The Indigenous and Metis people across the nation pretty much unanimously agree that the relations between the government/state and the Indigenous people has been (to put it mildly) not successful. The First People of the nation that peacefully accepted and/or agreed to share the land with the new arrivals. Those who live in the nation whose ancestral roots are from somewhere other than North America owe a debt of gratitude and respect that has yet to be shown properly. Furthermore, the community represents about 5% of the population of the country. That percentage is higher on the prairies and British Columbia and less in the eastern half of the country.
Creative Humanism views the issue through the context of the clash of civilizations. The European civilization emphasizes conquest, domination, established authority, the nation state and stratification of humanity, with the European based nations at the epitome of the competition. It is extremely successful as measured by its own parameters. The North American culture sees the world through the belief in the sovereignty and equality of all individuals and their inherent responsibility to community and nature. There were certainly wars in pre-contact North America but there was no concept of the nation state, entrenched authority, or obliged servitude of the people.

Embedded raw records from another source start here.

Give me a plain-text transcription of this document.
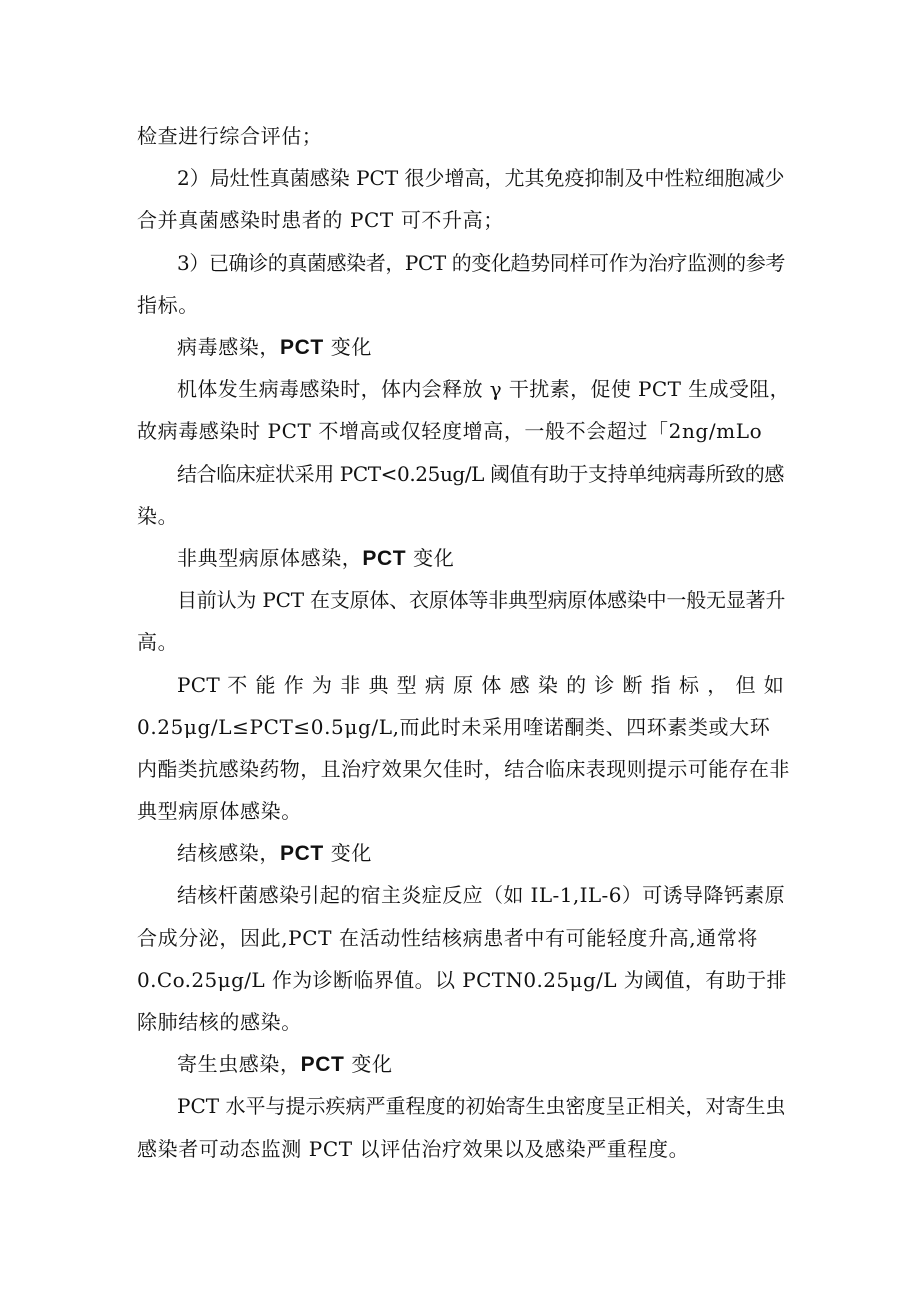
检查进行综合评估；
2）局灶性真菌感染 PCT 很少增高，尤其免疫抑制及中性粒细胞减少
合并真菌感染时患者的 PCT 可不升高；
3）已确诊的真菌感染者，PCT 的变化趋势同样可作为治疗监测的参考
指标。
病毒感染，PCT 变化
机体发生病毒感染时，体内会释放 γ 干扰素，促使 PCT 生成受阻，
故病毒感染时 PCT 不增高或仅轻度增高，一般不会超过「2ng/mLo
结合临床症状采用 PCT<0.25ug/L 阈值有助于支持单纯病毒所致的感
染。
非典型病原体感染，PCT 变化
目前认为 PCT 在支原体、衣原体等非典型病原体感染中一般无显著升
高。
PCT 不 能 作 为 非 典 型 病 原 体 感 染 的 诊 断 指 标 ， 但 如
0.25μg/L≤PCT≤0.5μg/L,而此时未采用喹诺酮类、四环素类或大环
内酯类抗感染药物，且治疗效果欠佳时，结合临床表现则提示可能存在非
典型病原体感染。
结核感染，PCT 变化
结核杆菌感染引起的宿主炎症反应（如 IL-1,IL-6）可诱导降钙素原
合成分泌，因此,PCT 在活动性结核病患者中有可能轻度升高,通常将
0.Co.25μg/L 作为诊断临界值。以 PCTN0.25μg/L 为阈值，有助于排
除肺结核的感染。
寄生虫感染，PCT 变化
PCT 水平与提示疾病严重程度的初始寄生虫密度呈正相关，对寄生虫
感染者可动态监测 PCT 以评估治疗效果以及感染严重程度。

Creative Humanism does not refer to the Indigenous people as First Nations. They were not a nation state in the European context of the words. They were something more important; they were (and are) a people. When the British bestowed nation status on the Indigenous people in 1763 it was a political move to stymy the expansion of the United States in its revolutionary form. Conquering a nation is something that British soldiers did all over the world. Destroying a people, is a harder thing to do.
Reconciliation is also not a word that is respected in Creative Humanism. It implies a continuation of the arrogance of European thinking that the Indigenous people have nothing to offer, that there is nothing that the mainstream community can learn from them. The essence of the word is that the two communities will continue to be distinct and separate and that we will just get along better. The intransigent belief in the superiority of the European based country continues. We will just try to be nicer and help the Indigenous get along better in our society.
All of this is rejected by Creative Humanism. Instead, the belief is that the communities have much to learn from each other and that we can be stronger and better together. The Indigenous people have an incredible gift to offer the rest of the country, the world view of the natural sovereignty, dignity and equality of each person and the supremacy of humanity over the institutions of mankind.
This is a new relationship that starts with respect. It is not about reconciliation of two distinct parties. It is about having respect for the traditional North American world view that can help us overcome what have become the apparent negative implications that we are discovering related to unwavering adherence to the philosophies of western thinking.
Seeing the world through the traditional North American lens changes everything. It is a change in the foundation upon which everything else is built. It introduces the concept of a nation of people rather than a nation state that possesses the people, as we have now. New Nation Congress takes these new insights of an old way applied to our current complex world to its logical conclusion.
Once the transition is completed and all people become truly free and respected, toiling within a system of their design intended to support them, we all will have a sense of gratitude to the First People of North America that will have shared that gift with everyone.